Alsimir s’arrêta pour rassembler ses esprits.

— L’excitation est à son comble. Nous avons reçu il y a une heure de Gihorna un long message de Tunigorn…

— De Gihorna ? dit Hissune en écarquillant les yeux. Au nom du Divin, que fait-il donc là-bas ?

— Je ne saurais le dire. Tout ce que je sais, c’est qu’il a envoyé le message de là et…

— D’accord, d’accord.

Hissune prit Alsimir par le bras.

— Dis-moi ce qu’il contient, fit-il avec impatience.

— Crois-tu que je le sache ? T’imagines-tu que l’on mettrait quelqu’un comme moi au courant d’une affaire d’État ?

— Une affaire d’État. C’est donc de cela qu’il s’agit ?

— Divvis et Stasilaine siègent dans la salle du conseil depuis trois quarts d’heure et ils ont envoyé des messagers dans tous les coins du Château pour essayer de te trouver. La moitié des seigneurs du Château sont à la réunion, les autres sont en route et…

Valentin doit être mort, se dit Hissune en frissonnant.

— Viens avec moi, ordonna-t-il en grimpant coudes au corps les dernières marches.

Devant la salle du conseil, il découvrit une scène bouffonne. Une trentaine ou une quarantaine de princes et de hobereaux accompagnés de leurs aides de camp étaient attroupés dans la confusion et d’autres ne cessaient d’arriver. Dès qu’Hissune apparut, ils s’écartèrent instinctivement, lui ouvrant un passage à travers lequel il s’avança tel un voilier cinglant orgueilleusement sur une mer chargée d’une épaisse couche d’herbe à dragons. Il laissa Alsimir devant la porte, lui commanda de rassembler auprès des autres tous les détails dont ils disposaient et entra.

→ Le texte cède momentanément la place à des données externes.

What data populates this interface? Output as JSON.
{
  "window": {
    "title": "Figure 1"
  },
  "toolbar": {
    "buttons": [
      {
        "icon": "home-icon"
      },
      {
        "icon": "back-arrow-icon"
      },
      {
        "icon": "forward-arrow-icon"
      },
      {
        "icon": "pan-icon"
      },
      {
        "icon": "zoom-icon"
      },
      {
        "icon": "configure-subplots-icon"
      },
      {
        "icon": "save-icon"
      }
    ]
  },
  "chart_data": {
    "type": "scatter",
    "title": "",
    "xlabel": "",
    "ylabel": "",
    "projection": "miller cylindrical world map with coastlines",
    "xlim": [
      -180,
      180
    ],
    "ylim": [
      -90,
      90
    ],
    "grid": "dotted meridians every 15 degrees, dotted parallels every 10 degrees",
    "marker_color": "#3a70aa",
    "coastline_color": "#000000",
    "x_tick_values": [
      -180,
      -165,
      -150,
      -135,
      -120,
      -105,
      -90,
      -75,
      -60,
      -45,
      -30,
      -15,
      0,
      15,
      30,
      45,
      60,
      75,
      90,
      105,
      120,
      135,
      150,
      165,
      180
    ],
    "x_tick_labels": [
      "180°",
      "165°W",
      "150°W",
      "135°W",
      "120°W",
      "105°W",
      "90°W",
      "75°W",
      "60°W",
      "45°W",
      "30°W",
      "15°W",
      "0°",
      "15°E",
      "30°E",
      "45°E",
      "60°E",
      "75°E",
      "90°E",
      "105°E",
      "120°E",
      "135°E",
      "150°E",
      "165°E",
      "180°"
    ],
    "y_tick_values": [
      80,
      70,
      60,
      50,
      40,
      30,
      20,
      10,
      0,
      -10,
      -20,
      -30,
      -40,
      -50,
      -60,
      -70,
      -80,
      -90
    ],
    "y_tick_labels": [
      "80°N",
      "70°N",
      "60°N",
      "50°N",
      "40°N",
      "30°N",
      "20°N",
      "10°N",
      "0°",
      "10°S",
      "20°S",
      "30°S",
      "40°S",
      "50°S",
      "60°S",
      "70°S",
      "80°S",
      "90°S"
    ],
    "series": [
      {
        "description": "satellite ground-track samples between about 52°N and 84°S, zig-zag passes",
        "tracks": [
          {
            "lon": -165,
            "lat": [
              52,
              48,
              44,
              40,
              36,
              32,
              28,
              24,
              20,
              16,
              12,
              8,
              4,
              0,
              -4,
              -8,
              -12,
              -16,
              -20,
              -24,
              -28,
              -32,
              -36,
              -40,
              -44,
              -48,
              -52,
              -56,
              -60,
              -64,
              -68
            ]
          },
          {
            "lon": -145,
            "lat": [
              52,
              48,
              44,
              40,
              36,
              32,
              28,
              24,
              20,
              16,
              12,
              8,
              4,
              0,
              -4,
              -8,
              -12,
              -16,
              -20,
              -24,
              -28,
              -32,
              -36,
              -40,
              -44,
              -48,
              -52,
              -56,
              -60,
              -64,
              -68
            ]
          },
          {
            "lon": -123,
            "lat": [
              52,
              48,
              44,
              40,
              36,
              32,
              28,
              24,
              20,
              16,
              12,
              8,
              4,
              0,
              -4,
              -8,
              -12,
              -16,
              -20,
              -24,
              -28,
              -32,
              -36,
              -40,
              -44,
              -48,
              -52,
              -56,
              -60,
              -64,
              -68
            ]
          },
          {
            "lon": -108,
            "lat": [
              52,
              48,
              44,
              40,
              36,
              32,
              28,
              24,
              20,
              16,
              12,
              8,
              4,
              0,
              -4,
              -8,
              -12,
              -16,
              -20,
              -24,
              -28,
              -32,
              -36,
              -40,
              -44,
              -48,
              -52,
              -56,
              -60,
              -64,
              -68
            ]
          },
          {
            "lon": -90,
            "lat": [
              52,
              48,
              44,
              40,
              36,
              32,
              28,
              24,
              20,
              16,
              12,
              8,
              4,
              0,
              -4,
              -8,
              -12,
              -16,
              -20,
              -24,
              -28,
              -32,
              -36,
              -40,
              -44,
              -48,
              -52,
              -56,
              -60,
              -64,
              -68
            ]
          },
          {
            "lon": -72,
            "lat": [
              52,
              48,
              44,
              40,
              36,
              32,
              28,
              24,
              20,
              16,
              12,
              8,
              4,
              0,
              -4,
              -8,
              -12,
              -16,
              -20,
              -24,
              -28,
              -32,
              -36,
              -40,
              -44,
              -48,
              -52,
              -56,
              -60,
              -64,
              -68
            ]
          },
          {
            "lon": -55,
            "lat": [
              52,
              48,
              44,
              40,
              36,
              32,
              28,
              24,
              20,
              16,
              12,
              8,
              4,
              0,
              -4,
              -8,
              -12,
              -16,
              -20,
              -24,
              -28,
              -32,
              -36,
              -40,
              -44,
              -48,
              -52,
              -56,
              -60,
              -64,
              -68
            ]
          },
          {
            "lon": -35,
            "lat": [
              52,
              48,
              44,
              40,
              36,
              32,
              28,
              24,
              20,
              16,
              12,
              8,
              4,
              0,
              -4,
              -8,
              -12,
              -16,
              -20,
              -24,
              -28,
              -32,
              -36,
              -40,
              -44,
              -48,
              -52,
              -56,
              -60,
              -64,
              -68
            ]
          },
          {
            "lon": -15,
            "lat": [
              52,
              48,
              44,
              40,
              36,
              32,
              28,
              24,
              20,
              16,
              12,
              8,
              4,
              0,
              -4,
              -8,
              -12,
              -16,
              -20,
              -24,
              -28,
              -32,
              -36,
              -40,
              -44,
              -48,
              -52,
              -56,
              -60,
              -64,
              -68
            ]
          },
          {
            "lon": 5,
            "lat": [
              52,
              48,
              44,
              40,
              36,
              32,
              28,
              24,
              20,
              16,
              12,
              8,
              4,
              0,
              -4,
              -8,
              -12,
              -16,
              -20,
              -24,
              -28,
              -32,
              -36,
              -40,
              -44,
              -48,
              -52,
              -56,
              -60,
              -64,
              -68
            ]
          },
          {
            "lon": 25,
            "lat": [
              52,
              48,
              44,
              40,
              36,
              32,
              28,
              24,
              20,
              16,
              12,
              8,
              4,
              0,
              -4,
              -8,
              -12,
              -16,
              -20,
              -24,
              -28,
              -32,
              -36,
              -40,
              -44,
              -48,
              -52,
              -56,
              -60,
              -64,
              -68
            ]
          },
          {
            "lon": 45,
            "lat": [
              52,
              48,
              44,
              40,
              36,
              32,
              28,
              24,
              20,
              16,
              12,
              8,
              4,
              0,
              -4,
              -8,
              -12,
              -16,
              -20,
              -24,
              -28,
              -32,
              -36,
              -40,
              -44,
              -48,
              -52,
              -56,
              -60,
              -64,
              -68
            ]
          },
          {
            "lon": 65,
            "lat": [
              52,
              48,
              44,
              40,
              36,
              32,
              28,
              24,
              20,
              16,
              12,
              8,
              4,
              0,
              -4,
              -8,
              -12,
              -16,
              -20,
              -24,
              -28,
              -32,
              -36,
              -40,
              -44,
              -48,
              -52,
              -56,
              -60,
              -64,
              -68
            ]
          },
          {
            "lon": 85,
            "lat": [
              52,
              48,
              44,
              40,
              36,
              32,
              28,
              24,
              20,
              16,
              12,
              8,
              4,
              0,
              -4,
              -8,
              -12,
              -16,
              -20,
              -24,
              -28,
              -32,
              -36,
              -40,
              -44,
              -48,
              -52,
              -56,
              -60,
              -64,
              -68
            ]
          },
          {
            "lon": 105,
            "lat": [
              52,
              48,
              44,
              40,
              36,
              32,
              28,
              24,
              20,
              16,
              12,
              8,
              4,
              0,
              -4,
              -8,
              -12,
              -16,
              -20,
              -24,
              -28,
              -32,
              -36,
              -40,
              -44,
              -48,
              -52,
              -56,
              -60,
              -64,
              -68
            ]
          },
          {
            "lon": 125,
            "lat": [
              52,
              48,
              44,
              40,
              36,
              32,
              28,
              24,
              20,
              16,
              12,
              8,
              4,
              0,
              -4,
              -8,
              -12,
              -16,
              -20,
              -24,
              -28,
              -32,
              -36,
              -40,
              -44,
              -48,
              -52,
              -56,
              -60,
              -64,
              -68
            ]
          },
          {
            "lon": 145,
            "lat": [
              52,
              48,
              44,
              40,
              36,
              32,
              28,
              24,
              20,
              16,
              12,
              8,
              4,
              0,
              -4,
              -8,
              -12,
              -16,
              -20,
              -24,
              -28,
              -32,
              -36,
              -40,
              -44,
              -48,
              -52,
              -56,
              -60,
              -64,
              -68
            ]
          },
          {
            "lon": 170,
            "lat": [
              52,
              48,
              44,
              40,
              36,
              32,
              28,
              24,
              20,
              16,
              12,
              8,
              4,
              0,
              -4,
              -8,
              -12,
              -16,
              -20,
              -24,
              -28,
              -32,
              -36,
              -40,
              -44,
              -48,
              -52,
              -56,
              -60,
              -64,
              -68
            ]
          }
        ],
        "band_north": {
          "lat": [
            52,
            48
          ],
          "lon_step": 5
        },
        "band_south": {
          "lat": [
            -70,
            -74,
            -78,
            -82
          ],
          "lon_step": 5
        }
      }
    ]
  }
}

Stasilaine et Divvis étaient assis à la table du conseil. Divvis avait une mine lugubre et Stasilaine, pâle, maussade, un air abattu qui ne lui ressemblait guère. Les épaules tombantes, il passait nerveusement la main dans son épaisse tignasse. La plupart des grands seigneurs de la cour étaient à leurs côtés : Mirigant, Elzandir, Manganot, Cantalis, le duc d’Halanx, Nimian de Dundilmir et cinq ou six autres, au nombre desquels se trouvait un vieillard desséché qu’Hissune n’avait rencontré qu’en une seule occasion, le prince Ghizmaile, le petit-fils du Pontife Ossier qui avait précédé Tyeveras dans le Labyrinthe. À son entrée, tous les yeux se tournèrent vers Hissune et il demeura quelques instants cloué sur place sous les regards de ces hommes dont le plus jeune était de dix à quinze ans son aîné et qui avaient tous passé leur vie dans les antichambres du pouvoir. Ils le regardaient comme s’il était le seul à pouvoir apporter la réponse qu’ils attendaient à une question à la fois embarrassante et tragique.

— Mes seigneurs, dit Hissune.

Divvis, les sourcils froncés, poussa vers lui sur la table une longue feuille de papier.